Honours Research: Welcoming Kentville’s New Generation with Laura Fisher


By Theodore Giesen

Theodore Giesen is a summer co-op student in the Research Office, and an undergraduate English student here at Acadia. Over the summer, Theodore has been interviewing Acadia students and faculty about their recent research activities and writing up his findings in profiles for the website. We'll be sharing profiles like this one in the coming weeks - check back for more stories of research at Acadia.

A baby’s first years are crucial to their development, which is why Honours student Laura Fisher (Community Development) is working with the community of Kentville to ensure that resources and services are in place to support new low-income families. Fisher’s research will involve interviewing mothers and various social service sector professionals who work with moms and babies in order to establish a definition of “welcome” that Kentville can strive towards fostering.

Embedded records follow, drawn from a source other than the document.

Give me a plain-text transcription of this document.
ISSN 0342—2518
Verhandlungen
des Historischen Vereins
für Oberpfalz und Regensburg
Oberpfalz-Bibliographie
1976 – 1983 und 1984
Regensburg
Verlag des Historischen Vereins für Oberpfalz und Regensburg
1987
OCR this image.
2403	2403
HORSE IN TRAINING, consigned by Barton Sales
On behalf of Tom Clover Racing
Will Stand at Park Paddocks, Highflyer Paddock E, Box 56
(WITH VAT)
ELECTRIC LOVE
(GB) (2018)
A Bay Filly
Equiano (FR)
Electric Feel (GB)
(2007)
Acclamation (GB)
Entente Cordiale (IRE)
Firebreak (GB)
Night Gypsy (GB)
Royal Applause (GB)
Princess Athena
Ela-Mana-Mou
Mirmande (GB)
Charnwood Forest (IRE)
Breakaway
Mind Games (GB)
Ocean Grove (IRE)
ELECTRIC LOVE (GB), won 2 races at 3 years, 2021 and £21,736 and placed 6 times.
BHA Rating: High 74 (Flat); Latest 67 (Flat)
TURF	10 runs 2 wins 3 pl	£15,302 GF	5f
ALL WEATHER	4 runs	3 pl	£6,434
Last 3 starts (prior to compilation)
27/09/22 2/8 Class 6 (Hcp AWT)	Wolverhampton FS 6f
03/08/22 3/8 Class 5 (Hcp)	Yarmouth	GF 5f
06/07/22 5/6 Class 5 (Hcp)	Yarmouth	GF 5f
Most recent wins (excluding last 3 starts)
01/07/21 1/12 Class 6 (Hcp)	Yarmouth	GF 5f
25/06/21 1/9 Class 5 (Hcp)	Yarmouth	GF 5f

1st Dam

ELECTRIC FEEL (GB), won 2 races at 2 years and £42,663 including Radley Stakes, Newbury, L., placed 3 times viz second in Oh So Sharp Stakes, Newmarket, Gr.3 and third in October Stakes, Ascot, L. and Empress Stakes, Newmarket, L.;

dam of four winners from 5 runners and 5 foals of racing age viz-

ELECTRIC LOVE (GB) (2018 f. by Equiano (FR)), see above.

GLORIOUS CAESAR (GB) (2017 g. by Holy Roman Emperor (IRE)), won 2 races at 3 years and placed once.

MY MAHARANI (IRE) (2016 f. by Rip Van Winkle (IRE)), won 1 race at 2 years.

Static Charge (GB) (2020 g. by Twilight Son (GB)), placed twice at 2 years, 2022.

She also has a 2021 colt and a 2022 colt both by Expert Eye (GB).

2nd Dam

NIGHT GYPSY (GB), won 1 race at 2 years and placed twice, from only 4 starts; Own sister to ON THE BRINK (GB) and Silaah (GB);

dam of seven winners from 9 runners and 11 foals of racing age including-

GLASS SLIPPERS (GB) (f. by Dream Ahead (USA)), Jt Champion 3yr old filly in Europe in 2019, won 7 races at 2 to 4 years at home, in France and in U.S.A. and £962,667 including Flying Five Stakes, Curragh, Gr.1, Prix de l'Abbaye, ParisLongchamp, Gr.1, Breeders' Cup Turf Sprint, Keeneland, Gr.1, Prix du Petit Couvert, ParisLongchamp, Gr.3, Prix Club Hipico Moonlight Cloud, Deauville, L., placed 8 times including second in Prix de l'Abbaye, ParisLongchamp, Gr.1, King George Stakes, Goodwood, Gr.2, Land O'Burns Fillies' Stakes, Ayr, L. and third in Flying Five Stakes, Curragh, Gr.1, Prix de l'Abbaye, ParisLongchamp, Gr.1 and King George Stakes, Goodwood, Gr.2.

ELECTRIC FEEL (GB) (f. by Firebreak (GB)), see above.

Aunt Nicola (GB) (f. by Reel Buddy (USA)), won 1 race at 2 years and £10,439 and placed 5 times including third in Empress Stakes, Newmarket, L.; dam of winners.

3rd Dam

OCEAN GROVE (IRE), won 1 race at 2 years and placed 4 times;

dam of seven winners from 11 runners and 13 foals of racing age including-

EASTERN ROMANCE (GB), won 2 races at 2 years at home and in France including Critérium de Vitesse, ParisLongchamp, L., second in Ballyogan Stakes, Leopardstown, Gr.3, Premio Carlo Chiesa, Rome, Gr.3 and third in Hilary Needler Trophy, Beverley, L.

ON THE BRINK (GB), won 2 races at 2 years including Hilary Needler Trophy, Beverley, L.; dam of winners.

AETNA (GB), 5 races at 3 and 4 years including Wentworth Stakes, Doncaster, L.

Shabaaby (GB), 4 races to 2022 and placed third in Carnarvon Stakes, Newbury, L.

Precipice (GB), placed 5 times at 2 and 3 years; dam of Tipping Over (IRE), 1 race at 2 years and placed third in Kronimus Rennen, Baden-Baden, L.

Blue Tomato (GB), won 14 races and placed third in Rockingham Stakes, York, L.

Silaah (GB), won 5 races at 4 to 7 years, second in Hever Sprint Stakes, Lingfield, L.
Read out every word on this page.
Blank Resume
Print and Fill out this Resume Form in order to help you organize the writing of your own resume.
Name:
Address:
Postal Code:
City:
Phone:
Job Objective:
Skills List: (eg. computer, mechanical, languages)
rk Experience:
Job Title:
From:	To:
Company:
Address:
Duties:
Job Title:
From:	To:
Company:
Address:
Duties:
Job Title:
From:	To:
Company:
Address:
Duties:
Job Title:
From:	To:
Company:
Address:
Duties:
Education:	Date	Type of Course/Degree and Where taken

Though all kinds of families will be interviewed for Fisher’s research, the study will focus primarily on low-income families. Starting with broad questions such as, “What does ‘welcome’ mean to you?” and narrowing down topics to healthcare, food, housing, transportation, and public breastfeeding, Fisher aims to gain a deeper understanding of the community she is trying to better. Fisher may also coordinate several focus groups with mothers of newborn children. Along with speaking to individual families, Fisher will meet with non-profit organizations and other social service sector professionals to assess what changes have to be made, such as adding more change tables or signs identifying a breastfeeding-friendly and baby-friendly environment.

Fisher is driven every day to continue her work to make more children feel welcome in Nova Scotia. Having experience as a doula and as a mother of two herself, Fisher works to make a change, no matter how big or small the effects of her research are. Her hopes are that her study is used to inform government policies and impact the way social services are governed. Fisher sees many opportunities to grow her study, such as monitoring the same families over time or looking at new families after her research has been implemented, and would like to continue this area of study at a Masters or PhD level. She has been approached by doctors and nurses who are interested in her study and would like to know more about the social determinants of health. Fisher will give a public talk on her research in the Fall or Winter, and will have her thesis available to read in the Library in December 2018.